ANUMITRA GHOSH DASTIDAR
Edible Archives
Anumitra Ghos Dastidar is a professional chef and co-founder of Edible Archives, a sustainable restaurant based in Goa that showcases the diversity and possibilities of India's indigenous food culture. While working with various cuisines, including Japanese, Thai and regional Indian, she came up with the unique concept of an ingredient-driven restaurant, where she could experiment with ingredients of indigenous origin and their many flavours. She holds a PhD in Cognitive Linguistics from the University of Delhi, and aims to combine her research experience with sustainable food practices.
SHALINI KRISHAN
Edible Archives
Shalini Krishan is the co-founder of Edible Archives. She has been an editor in independent Indian publishing houses for 12 years. Her detailed work on books about health, nutrition, queer and feminist politics and the environment led to her interest in questions of inclusive sustainability, the circular nature of food systems and biodiversity. She heads the research Edible Archives carries out on indigenous ingredients and the food cultures surrounding them.
NAIFEI DING
National Central University
Naifei Ding teaches in the English Department, National Central University, Taiwan and is a member of the Center for the Study of Sexualities at NCU. She has published Obscene Things: Sexual Politics in Jin Ping Mei (Duke, 2002). She has co-written, with Liu Jen-peng and Amie E. Parry, Penumbra Query Shadow: Queer Reading Tactics (2007). More recently, Chang Hsing-wen, Wong Wing-kwong, Liu Jen-peng and Ding Naifei have co-edited Penumbra Query Shadow II: Thing in Between (2022). She is working on a book titled Feminist Knots: Conflict and Solidarity.
HSING-WEN CHANG
Ambedkar University
Hsing-Wen Chang is a Cultural Studies scholar and a practitioner of psychoanalysis with a Lacanian orientation. She acquired her first PhD in Cultural Studies from the Centre for the Study of Culture and Society (CSCS), Bangalore. She is doing her second PhD in Psychology at Ambedkar University, Delhi. Her research interests are psychoanalysis, political subjectivity, social movement, feminism and critical theory.
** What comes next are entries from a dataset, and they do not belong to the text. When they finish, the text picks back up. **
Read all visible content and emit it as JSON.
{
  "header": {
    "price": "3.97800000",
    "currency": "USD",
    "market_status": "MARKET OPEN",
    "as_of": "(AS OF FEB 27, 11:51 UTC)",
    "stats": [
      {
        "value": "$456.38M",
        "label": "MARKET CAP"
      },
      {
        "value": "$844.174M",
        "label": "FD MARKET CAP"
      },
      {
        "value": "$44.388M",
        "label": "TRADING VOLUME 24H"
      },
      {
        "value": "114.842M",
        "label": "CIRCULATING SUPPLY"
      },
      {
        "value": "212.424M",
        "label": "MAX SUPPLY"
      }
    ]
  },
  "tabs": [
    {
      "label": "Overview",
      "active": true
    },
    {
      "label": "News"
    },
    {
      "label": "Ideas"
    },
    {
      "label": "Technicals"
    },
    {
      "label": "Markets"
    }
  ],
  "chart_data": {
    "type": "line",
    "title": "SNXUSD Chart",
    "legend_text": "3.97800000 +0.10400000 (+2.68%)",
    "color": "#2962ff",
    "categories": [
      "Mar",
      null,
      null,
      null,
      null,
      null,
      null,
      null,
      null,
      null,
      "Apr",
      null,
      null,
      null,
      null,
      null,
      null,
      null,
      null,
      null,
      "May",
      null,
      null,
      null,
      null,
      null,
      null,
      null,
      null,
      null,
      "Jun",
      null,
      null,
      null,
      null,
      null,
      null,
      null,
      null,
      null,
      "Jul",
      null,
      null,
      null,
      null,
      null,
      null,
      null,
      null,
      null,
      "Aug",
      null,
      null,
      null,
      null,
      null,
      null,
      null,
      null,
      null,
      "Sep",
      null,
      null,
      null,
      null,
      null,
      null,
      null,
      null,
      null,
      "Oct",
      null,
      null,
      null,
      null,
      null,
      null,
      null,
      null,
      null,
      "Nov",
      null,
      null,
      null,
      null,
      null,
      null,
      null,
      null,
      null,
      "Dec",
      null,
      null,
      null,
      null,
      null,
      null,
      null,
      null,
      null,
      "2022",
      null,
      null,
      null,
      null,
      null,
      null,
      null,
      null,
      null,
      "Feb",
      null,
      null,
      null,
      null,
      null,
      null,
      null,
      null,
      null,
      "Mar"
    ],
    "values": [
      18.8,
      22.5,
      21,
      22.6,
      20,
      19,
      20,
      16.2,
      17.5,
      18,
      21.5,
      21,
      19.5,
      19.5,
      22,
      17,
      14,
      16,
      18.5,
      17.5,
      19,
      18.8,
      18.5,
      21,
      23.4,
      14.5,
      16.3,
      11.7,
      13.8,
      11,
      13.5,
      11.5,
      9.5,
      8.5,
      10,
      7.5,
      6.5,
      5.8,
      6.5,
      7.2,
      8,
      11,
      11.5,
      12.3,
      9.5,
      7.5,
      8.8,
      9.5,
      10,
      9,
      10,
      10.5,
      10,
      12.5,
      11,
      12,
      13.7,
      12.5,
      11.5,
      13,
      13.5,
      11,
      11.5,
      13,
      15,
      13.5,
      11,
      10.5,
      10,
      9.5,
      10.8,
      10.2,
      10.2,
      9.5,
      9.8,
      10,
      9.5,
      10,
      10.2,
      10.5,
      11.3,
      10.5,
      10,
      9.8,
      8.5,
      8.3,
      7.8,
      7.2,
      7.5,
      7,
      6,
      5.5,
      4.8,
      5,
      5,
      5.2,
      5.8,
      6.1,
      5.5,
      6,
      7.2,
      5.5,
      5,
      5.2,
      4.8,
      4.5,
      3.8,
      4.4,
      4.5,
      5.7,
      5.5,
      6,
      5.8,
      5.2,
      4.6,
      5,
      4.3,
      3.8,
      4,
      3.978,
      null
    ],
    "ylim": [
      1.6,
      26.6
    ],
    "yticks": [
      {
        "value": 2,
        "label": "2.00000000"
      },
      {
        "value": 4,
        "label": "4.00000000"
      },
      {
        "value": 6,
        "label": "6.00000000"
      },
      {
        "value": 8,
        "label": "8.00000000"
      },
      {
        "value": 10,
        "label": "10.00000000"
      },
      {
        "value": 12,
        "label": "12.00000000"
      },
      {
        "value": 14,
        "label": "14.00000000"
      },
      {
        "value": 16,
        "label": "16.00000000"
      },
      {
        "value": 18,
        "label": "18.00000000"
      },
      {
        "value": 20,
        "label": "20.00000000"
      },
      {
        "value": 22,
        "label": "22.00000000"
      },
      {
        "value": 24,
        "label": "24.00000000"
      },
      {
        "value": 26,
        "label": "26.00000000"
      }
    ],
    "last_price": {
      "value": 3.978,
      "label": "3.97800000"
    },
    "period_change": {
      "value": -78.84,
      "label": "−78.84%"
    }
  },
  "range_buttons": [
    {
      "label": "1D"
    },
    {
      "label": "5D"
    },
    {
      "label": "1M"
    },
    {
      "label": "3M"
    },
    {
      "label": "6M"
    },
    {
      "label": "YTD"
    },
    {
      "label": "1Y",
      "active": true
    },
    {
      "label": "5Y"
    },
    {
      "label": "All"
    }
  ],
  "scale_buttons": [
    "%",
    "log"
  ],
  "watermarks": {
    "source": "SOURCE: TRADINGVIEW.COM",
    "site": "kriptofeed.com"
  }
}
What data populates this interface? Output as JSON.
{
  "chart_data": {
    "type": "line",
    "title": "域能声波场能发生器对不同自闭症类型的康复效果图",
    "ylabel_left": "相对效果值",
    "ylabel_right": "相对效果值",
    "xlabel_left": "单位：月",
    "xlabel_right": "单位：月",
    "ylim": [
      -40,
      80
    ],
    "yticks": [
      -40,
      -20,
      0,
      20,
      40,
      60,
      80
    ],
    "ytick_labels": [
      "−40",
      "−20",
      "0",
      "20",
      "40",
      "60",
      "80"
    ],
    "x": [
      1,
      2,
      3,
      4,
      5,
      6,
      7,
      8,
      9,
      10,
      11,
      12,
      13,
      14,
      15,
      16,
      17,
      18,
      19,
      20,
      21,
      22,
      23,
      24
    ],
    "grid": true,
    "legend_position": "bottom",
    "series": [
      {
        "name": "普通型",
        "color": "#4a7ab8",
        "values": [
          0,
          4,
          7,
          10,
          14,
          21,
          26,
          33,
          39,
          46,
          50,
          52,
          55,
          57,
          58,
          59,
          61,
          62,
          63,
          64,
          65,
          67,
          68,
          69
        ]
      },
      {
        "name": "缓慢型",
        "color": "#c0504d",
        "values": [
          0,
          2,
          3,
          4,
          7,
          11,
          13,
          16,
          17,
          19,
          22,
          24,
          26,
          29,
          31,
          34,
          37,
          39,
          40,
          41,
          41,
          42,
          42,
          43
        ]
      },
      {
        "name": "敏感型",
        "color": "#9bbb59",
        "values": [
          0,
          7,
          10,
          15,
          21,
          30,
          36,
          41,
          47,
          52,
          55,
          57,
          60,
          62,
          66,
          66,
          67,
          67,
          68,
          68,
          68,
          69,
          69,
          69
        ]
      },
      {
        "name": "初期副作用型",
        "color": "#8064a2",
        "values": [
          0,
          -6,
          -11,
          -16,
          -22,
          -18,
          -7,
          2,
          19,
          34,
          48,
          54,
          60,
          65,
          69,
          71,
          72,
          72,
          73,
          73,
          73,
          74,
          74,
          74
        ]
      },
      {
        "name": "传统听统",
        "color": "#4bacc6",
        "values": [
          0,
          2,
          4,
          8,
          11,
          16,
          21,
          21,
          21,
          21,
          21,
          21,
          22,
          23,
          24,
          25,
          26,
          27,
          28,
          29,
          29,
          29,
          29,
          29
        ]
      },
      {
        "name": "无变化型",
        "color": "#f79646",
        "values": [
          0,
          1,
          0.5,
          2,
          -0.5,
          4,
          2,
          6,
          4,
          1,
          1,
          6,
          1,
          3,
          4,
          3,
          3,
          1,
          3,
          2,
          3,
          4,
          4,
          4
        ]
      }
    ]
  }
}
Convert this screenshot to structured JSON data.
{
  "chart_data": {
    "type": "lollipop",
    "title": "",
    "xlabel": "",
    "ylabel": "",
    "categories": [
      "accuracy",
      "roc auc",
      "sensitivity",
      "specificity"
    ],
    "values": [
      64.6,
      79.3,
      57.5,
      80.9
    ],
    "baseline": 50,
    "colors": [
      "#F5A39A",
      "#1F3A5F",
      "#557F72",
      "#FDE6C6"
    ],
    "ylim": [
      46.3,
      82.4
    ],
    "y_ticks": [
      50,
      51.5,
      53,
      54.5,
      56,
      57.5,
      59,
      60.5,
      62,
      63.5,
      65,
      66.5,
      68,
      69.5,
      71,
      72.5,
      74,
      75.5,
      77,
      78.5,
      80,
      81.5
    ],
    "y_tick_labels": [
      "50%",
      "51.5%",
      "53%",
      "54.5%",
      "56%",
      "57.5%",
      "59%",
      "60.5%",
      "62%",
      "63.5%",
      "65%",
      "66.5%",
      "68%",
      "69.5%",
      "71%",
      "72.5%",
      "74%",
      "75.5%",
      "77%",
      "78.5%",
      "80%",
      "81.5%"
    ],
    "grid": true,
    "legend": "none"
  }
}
She has published several papers on trauma, subjectivity and translation in Chinese, French and English.
CHOR SEE CHAN
Ahmedabad University
Chan Chor See is a PhD student in Interdisciplinary Humanities and Social Sciences at Ahmedabad University, India. She completed her Master of Philosophy in Cultural Studies at Lingnan University, Hong Kong.
TRAN THU THU HUONG
National Tsing Hua University
Tran Thi Thu Huong is a PhD student in the Department of Chinese Literature at National Tsinghua University, Taiwan. Tran is interested in gender discourses, and sex governance during the period of Late Qing China and early 20th century colonized Vietnam.